The vehicle can be seen passing the off-campus residence three times before returning a fourth time around 4:04 a.m. and attempting to turn around on the road. The vehicle was next seen around 4:20 a.m. traveling away from the direction of the off-campus residence at high speed, heading in the direction of a road that eventually leads to Pullman, Washington, where the suspect attended Washington State University (WSU).
Video footage from the WSU campus showed a white Hyundai Elantra leaving the area and heading toward Moscow at around 2:53 a.m. At around 5:25 a.m., this vehicle was again observed on five cameras in Pullman and the WSU campus.
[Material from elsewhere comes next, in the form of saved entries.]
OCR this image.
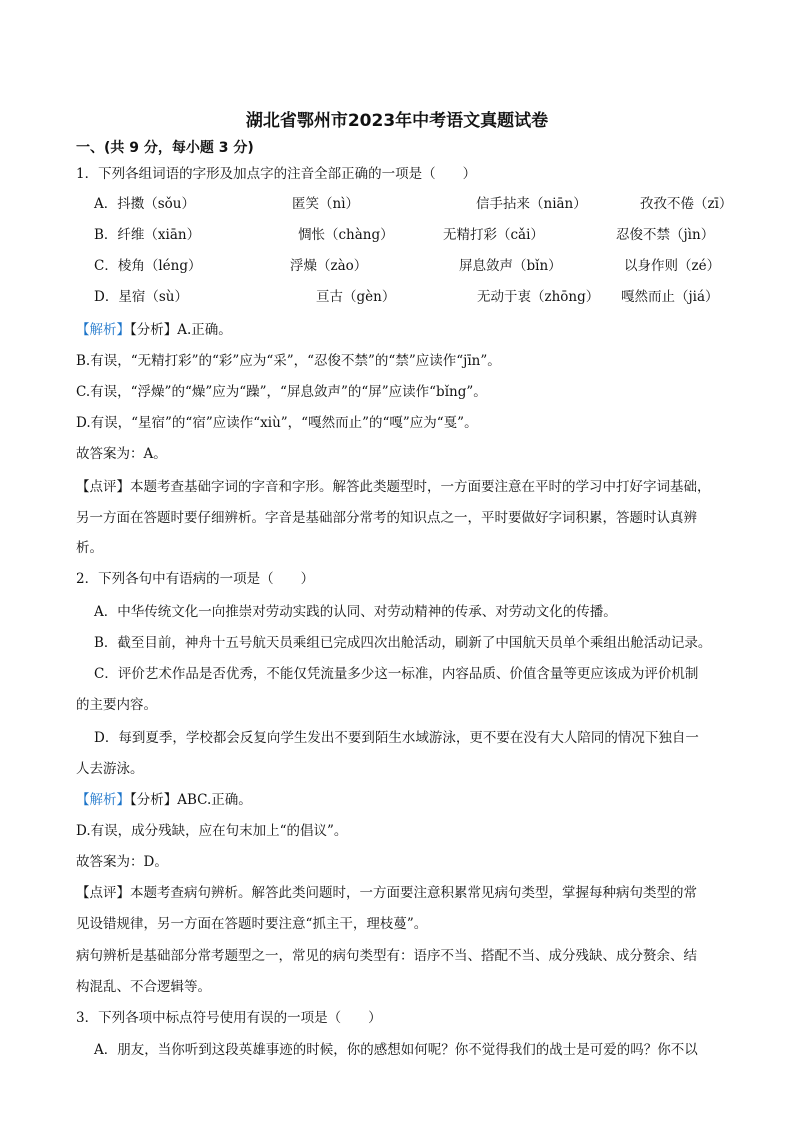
湖北省鄂州市2023年中考语文真题试卷
一、(共 9 分，每小题 3 分)
1．下列各组词语的字形及加点字的注音全部正确的一项是（　　）
A．抖擞（sǒu）	匿笑（nì）	信手拈来（niān）	孜孜不倦（zī）
B．纤维（xiān）	惆怅（chàng）	无精打彩（cǎi）	忍俊不禁（jìn）
C．棱角（léng）	浮燥（zào）	屏息敛声（bǐn）	以身作则（zé）
D．星宿（sù）	亘古（gèn）	无动于衷（zhōng） 嘎然而止（jiá）
【解析】【分析】A.正确。
B.有误，“无精打彩”的“彩”应为“采”，“忍俊不禁”的“禁”应读作“jīn”。
C.有误，“浮燥”的“燥”应为“躁”，“屏息敛声”的“屏”应读作“bǐng”。
D.有误，“星宿”的“宿”应读作“xiù”，“嘎然而止”的“嘎”应为“戛”。
故答案为：A。
【点评】本题考查基础字词的字音和字形。解答此类题型时，一方面要注意在平时的学习中打好字词基础，
另一方面在答题时要仔细辨析。字音是基础部分常考的知识点之一，平时要做好字词积累，答题时认真辨
析。
2．下列各句中有语病的一项是（　　）
A．中华传统文化一向推崇对劳动实践的认同、对劳动精神的传承、对劳动文化的传播。
B．截至目前，神舟十五号航天员乘组已完成四次出舱活动，刷新了中国航天员单个乘组出舱活动记录。
C．评价艺术作品是否优秀，不能仅凭流量多少这一标准，内容品质、价值含量等更应该成为评价机制
的主要内容。
D．每到夏季，学校都会反复向学生发出不要到陌生水域游泳，更不要在没有大人陪同的情况下独自一
人去游泳。
【解析】【分析】ABC.正确。
D.有误，成分残缺，应在句末加上“的倡议”。
故答案为：D。
【点评】本题考查病句辨析。解答此类问题时，一方面要注意积累常见病句类型，掌握每种病句类型的常
见设错规律，另一方面在答题时要注意“抓主干，理枝蔓”。
病句辨析是基础部分常考题型之一，常见的病句类型有：语序不当、搭配不当、成分残缺、成分赘余、结
构混乱、不合逻辑等。
3．下列各项中标点符号使用有误的一项是（　　）
A．朋友，当你听到这段英雄事迹的时候，你的感想如何呢？你不觉得我们的战士是可爱的吗？你不以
Police pulled records for white Hyundai Elantras registered at WSU on November 29 – just over two weeks after the murders were committed – and found one belonging to the man who was eventually arrested. Police reviewed the owner’s Washington state driver’s license and determined he matched the suspect’s physical description provided by one of the surviving roommates.
Police matched the suspect to the vehicle through two previous traffic stops in the months before the murders. They also learned that the suspect registered his car in Washington and received Washington plates on November 18 – five days after the murders.
Police also reviewed cell phone data to show the suspect’s phone did not ping any cellular towers near the crime scene during the relevant timeframe, but an expanded examination of cell phone data showed the phone stopped reporting data to the network at around 2:47 a.m. At that time, the white Elantra was leaving Pullman and heading toward Moscow. The phone next pinged at 4:48 a.m. in an area south of Moscow, heading back to Pullman. Cell records also showed that the suspect left his home in Pullman around 9:00 a.m. on November 13 and traveled back to Moscow.
Cell records dating back to June 2022 showed the suspect’s phone was in the crime scene area on at least 12 occasions before the murders – all but one in the late evening or early morning hours.